Behold, I am coming quickly! Hold fast what you have, that no one may take your crown. (Revelation 3:11, NKJV)
The Christians in Philadelphia are highly commended by the Lord (Revelation 3:7-13). He had confidence they would use the opportunity He had opened for them to persevere and to prevail in their faith despite faithless opponents (Revelation 3:8-10). Christ would come with quick and complete justice upon their enemies. For their part, they were to “hold fast” what they had “firm unto the end” (see Hebrews 3:6). Their steadfastness was necessary in order that “no one may take your crown.” Jesus is crystal clear here. If they did not hold fast it would be possible for someone to take their crown (to prevent their victory). The doctrine of the impossibility of apostasy is absolutely obliterated by this passage. Why hold fast your faith if no one can take your crown?
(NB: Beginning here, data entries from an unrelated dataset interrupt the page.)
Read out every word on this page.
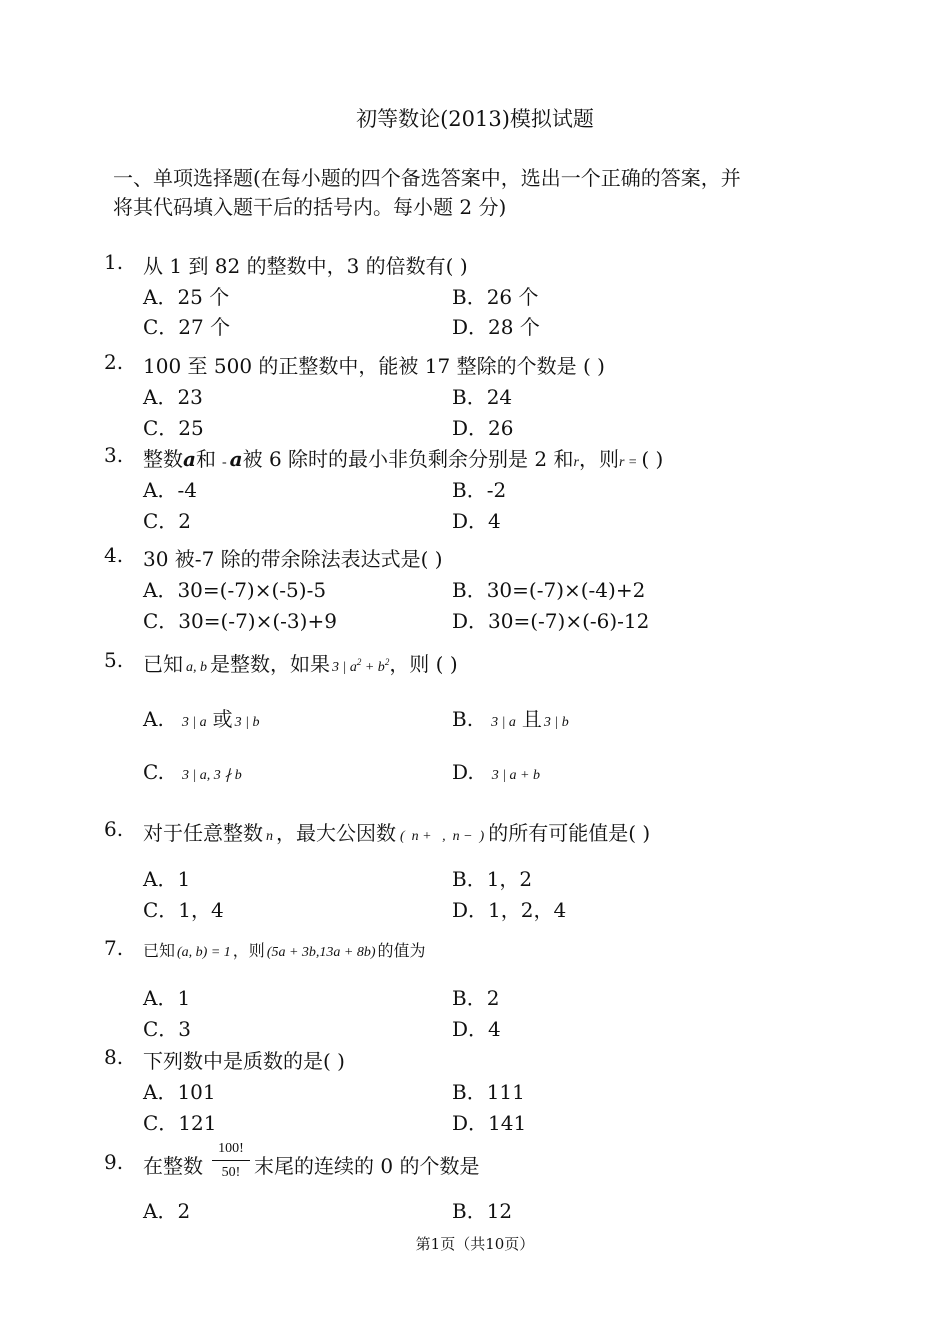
初等数论(2013)模拟试题
一、单项选择题(在每小题的四个备选答案中，选出一个正确的答案，并
将其代码填入题干后的括号内。每小题 2 分)
1. 从 1 到 82 的整数中，3 的倍数有( )
A．25 个	B．26 个
C．27 个	D．28 个
2. 100 至 500 的正整数中，能被 17 整除的个数是 ( )
A．23	B．24
C．25	D．26
3. 整数a和 - a被 6 除时的最小非负剩余分别是 2 和r，则r = ( )
A．-4	B．-2
C．2	D．4
4. 30 被-7 除的带余除法表达式是( )
A．30=(-7)×(-5)-5	B．30=(-7)×(-4)+2
C．30=(-7)×(-3)+9	D．30=(-7)×(-6)-12
5. 已知 a, b 是整数，如果 3 | $a^2 + b^2$，则 ( )
A. 3 | a 或 3 | b	B. 3 | a 且 3 | b
C. 3 | a, 3 ∤ b	D. 3 | a + b
6. 对于任意整数 n ，最大公因数 (  n +   ,  n −  ) 的所有可能值是( )
A．1	B．1，2
C．1，4	D．1，2，4
7. 已知 (a, b) = 1 ，则 (5a + 3b,13a + 8b) 的值为
A．1	B．2
C．3	D．4
8. 下列数中是质数的是( )
A．101	B．111
C．121	D．141
9. 在整数
100!
50! 末尾的连续的 0 的个数是
A．2	B．12
第1页（共10页）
Why anticipate the coming judgment of the Lord against evil as an incentive to remain steadfast in the face of enemies of the faith? The truth is, if Christians abandon holding fast their faith, then they are not victors. They are among those who fall from grace (Galatians 5:4; Hebrews 6:4-6). Let us hold fast to the strength of faith, keep Christ’s word and not deny His name (Revelation 3:8). This is the victory of faith in Christ (1 John 5:4). Be warned. There is no victory in unfaithfulness.